2.8. Parallel Reaction Monitoring (PRM) Validation
A series of PRM experiments were performed to validate the results from label-free shotgun proteomics analysis of Nipponbare plants under various individual abiotic stresses. The PRM results indicated that the differential changes in abundance of four selected proteins measured by PRM, as shown in
Figure 6, agreed with the label-free shotgun proteomics results.

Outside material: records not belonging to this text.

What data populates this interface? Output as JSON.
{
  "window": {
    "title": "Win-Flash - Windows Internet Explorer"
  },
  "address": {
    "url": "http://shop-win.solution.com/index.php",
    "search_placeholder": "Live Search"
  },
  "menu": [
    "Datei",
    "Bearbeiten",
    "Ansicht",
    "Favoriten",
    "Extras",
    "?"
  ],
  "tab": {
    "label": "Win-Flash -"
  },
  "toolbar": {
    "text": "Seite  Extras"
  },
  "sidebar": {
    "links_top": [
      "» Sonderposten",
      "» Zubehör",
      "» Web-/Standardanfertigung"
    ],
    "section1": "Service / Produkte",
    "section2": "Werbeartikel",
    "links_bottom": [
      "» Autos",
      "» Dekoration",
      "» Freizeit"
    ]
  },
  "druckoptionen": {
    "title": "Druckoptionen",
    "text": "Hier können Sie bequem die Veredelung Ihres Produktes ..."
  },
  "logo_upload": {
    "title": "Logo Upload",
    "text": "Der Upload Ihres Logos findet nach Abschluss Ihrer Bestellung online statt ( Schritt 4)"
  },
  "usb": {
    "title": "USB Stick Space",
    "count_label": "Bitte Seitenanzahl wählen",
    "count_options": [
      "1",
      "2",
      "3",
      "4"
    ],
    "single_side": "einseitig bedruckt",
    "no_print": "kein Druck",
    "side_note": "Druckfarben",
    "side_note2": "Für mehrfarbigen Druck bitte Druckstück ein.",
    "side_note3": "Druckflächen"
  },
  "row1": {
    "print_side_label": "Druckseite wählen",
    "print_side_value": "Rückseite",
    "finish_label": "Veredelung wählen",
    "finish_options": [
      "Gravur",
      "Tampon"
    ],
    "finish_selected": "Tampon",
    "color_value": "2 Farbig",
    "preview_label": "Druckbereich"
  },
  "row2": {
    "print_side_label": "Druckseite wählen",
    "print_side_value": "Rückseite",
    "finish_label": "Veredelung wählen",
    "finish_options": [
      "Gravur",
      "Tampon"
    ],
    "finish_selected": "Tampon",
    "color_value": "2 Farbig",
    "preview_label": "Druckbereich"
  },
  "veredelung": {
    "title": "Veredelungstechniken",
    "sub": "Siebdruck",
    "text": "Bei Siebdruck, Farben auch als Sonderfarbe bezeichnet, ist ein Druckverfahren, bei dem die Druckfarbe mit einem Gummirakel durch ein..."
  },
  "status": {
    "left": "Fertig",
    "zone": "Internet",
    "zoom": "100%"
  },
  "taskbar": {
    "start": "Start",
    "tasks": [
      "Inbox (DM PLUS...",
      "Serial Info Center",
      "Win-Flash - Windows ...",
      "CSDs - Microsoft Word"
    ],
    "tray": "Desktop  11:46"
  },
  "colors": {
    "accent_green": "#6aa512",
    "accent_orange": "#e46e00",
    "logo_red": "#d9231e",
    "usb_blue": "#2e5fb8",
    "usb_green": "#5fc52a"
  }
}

These included Betaine aldehyde dehydrogenase (O24174), Fasciclin-like arabinogalactan protein 15 (Q7XIM4), t-SNARE coiled-coil homology domain-containing (Q8H5R6), and Anamorsin homolog 1 (Q7XQ97). Betaine aldehyde dehydrogenase protein was significantly reduced in abundance under drought and temperature stresses, and was reduced in expression slightly after salt treatment but not to a statistically significant level (
Figure 6A). The Fasciclin-like arabinogalactan protein 15 (
Figure 6B) and t-SNARE coiled-coil homology domain-containing protein (
Figure 6C) both responded similarly to all abiotic stresses by decreasing in abundance significantly. Anamorsin homolog 1 responded to drought stresses by decreasing in abundance significantly, while under salt and temperature stress it was reduced in abundance, but not to a statistically significant level (
Figure 6D).
Table 5 shows for comparison purposes the reported fold-change of each of the four proteins from the label free quantitative proteomics data analysis.